ESET Research ha individuato PromptSpy, il primo malware Android che integra l’AI generativa nel proprio flusso operativo. La minaccia utilizza il modello Google Gemini non per generare contenuti, ma per ottenere persistenza sul dispositivo manipolando l’interfaccia utente e impedendo la chiusura o la disinstallazione dell’app malevola.
L’AI viene impiegata per fornire istruzioni passo dopo passo che consentono al malware di adattarsi a dispositivi, layout e versioni Android differenti. In questo modo PromptSpy riesce a bloccare la rimozione tramite overlay invisibili, raccogliere informazioni sul dispositivo, acquisire screenshot e registrazioni video dello schermo, oltre a distribuire un modulo VNC integrato che permette il controllo remoto. La comunicazione con il server di Command & Control avviene tramite crittografia AES. Si tratta della seconda minaccia basata su AI scoperta da ESET dopo PromptLock.

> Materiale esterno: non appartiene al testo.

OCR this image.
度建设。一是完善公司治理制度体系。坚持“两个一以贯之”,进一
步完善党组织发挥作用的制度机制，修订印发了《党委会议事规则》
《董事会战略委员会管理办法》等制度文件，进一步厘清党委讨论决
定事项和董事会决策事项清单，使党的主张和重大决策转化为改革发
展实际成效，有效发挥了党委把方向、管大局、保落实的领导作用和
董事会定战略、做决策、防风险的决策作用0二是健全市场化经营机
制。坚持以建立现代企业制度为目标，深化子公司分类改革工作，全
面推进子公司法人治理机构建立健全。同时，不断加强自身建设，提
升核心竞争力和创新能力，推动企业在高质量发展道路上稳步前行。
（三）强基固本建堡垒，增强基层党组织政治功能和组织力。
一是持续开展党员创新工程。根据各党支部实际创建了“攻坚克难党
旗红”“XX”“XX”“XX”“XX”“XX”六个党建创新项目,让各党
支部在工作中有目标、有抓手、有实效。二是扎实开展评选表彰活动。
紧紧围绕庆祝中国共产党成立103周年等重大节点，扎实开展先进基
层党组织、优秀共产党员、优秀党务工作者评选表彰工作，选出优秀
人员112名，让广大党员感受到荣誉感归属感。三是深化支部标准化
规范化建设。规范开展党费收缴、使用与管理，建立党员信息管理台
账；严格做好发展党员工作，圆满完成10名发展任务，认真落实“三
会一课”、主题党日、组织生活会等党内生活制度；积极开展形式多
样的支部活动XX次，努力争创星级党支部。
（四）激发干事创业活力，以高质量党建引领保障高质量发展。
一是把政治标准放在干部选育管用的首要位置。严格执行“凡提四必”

Il malware non è mai comparso su Google Play ed è stato distribuito tramite un sito web dedicato. Le informazioni sono state condivise con Google nell’ambito della App Defense Alliance, e le varianti note risultano bloccate da Google Play Protect.
Gli elementi raccolti indicano una campagna a motivazione finanziaria con possibile focus sull’Argentina: l’app, chiamata “MorganArg”, utilizza un’icona che richiama JPMorgan Chase. Tuttavia, l’assenza di rilevazioni nella telemetria ESET lascia aperta l’ipotesi che si tratti di un proof of concept o di una fase preliminare di test.